Long-read methodologies also suffer from requiring high input amounts to start the libraries, as compared to methods based on next-generation sequencing. In direct RNA sequencing, the high input amounts required (50 to 500 ng of polyA-enriched RNA material, depending on the protocol) and the low sequencing yields that are obtained (typically 1–2 million reads per MinION flowcell) are problematic. Sample multiplexing has been proposed as a solution to overcome the high input requirements of direct RNA sequencing29; however, this approach comes at the expense of decreased coverage per sample. We envision that more extensive use of PromethION flowcells — which produce about 10× more coverage than a MinION flowcell, at the same input amounts — will partially alleviate these limitations. In addition, the release of new direct RNA sequencing kits with increased helicase speed (120 bases per second, versus 70 bases per second currently), as announced by Oxford Nanopore Technologies, will probably lead to increased sequencing yields.

Opportunities for LRS

Long-read sequencing technologies are becoming more mainstream in academic and commercial settings. Their ability to map DNA and RNA modifications without highly specialized protocols, with continuing progress in detection methodologies, accuracy, throughput and cost reduction, with transcript isoform identification, improved mappability, and detection of structural variants makes long-read sequencing an up-and-coming alternative to well-established technologies based on short-read next-generation sequencing.

In the past few years, interest in using RNA-based therapies to treat and prevent human diseases has grown exponentially, largely owing to the success of mRNA vaccines (such as those from Pfizer and Moderna) against COVID-19. The success of these vaccines relies on several key milestones, one of them being the use of modified RNA nucleosides (specifically, N1-methylpseudouridine (m1Ψ)) that are incorporated into the mRNA molecules during the in vitro transcription reaction. Notably, m1Ψ modifications facilitate evasion of the immune response30. Modified nucleosides will probably routinely be present in future mRNA vaccines, but their use might also enhance other RNA-based therapies such as antisense oligonucleotides. Therefore, we will need a strategy to uniquely identify where modified nucleosides are incorporated in individual molecules before using them for future treatments. Quality control must ensure mRNA purity and yield, but also the incorporation of modified nucleotides. However, there are currently no public analytical tests to measure the quality of vaccine mRNA manufacturing.
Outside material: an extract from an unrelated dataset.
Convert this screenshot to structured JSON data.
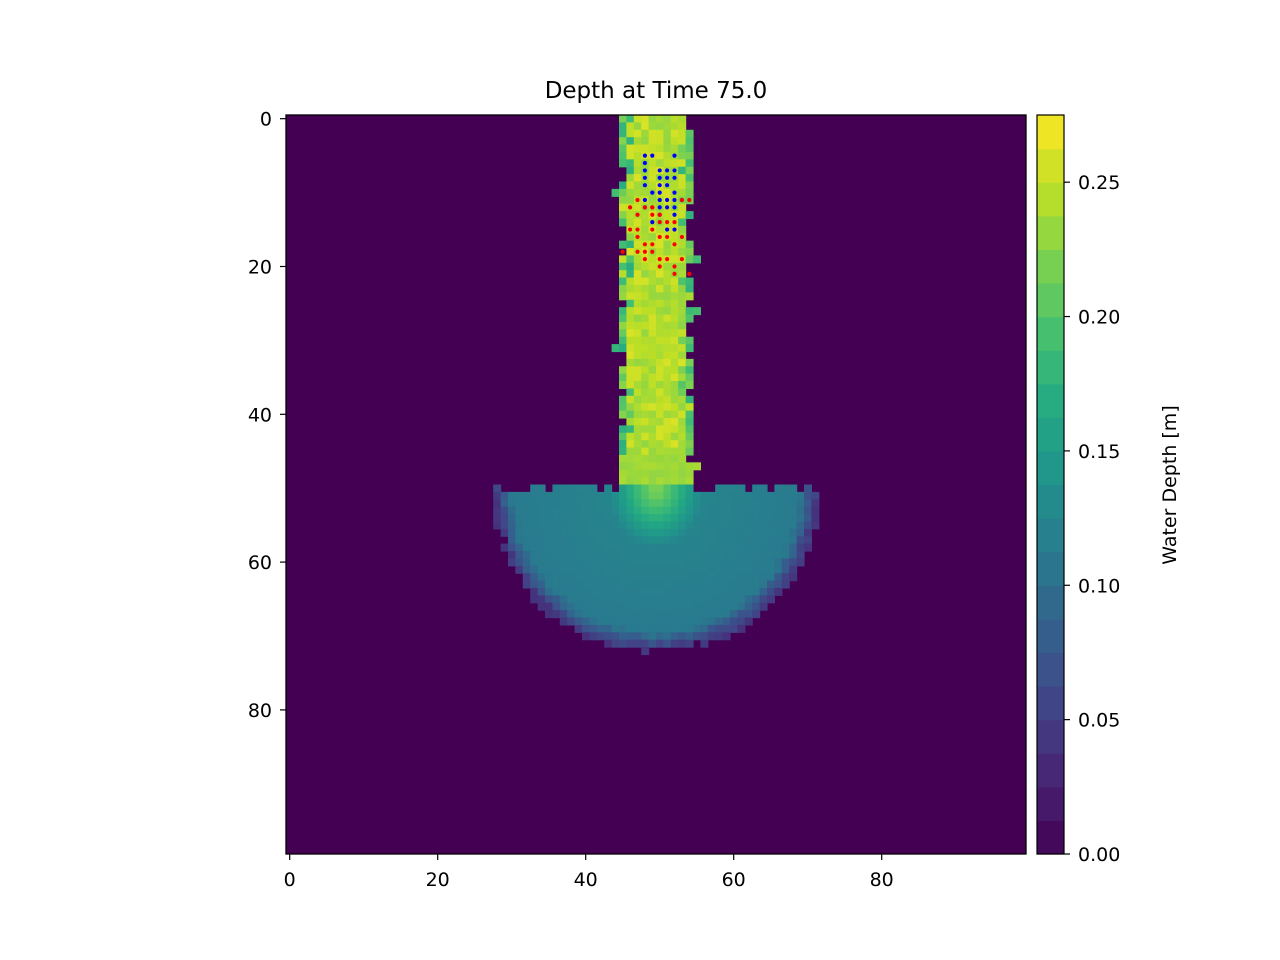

In this regard, long-read sequencing technologies offer a unique platform for rigorous quality control that is key to the performance of mRNA vaccines31. We expect that long-read technologies will have a key role in the development and approval of future RNA-based therapies for diverse human diseases, such as novel mRNA vaccines against a broad range of viral diseases for which we currently lack vaccination schemes as well as against COVID-19 variants that may arise.

The rich nature of reads that are captured using long-read sequencing technologies further makes them promising platforms for disease diagnosis and prognosis. Indeed, the information content that can be obtained from reads generated by these technologies may in fact compensate for the limitations posed by their low sequencing throughput: long-read technologies can capture read lengths, polyA tail lengths and tail composition heterogeneity, as well as DNA and RNA modification information — all from a single read. Consequently, algorithms may be able to classify samples into their respective populations more accurately than short-read technologies, despite sequencing lower numbers of molecules. Moreover, in the case of nanopore sequencing, portability and the small size of the sequencing devices simplify bringing this technology into clinical and field settings.

Both SMRT and nanopore platforms are promising long-read sequencing resolutions to detect DNA modifications, and nanopore sequencing is so far unparalleled in the realm of RNA-modification quantification. We expect these technologies will continue on their rapid upward trajectories, empowering the fields of epigenomics and epitranscriptomics in the years to come.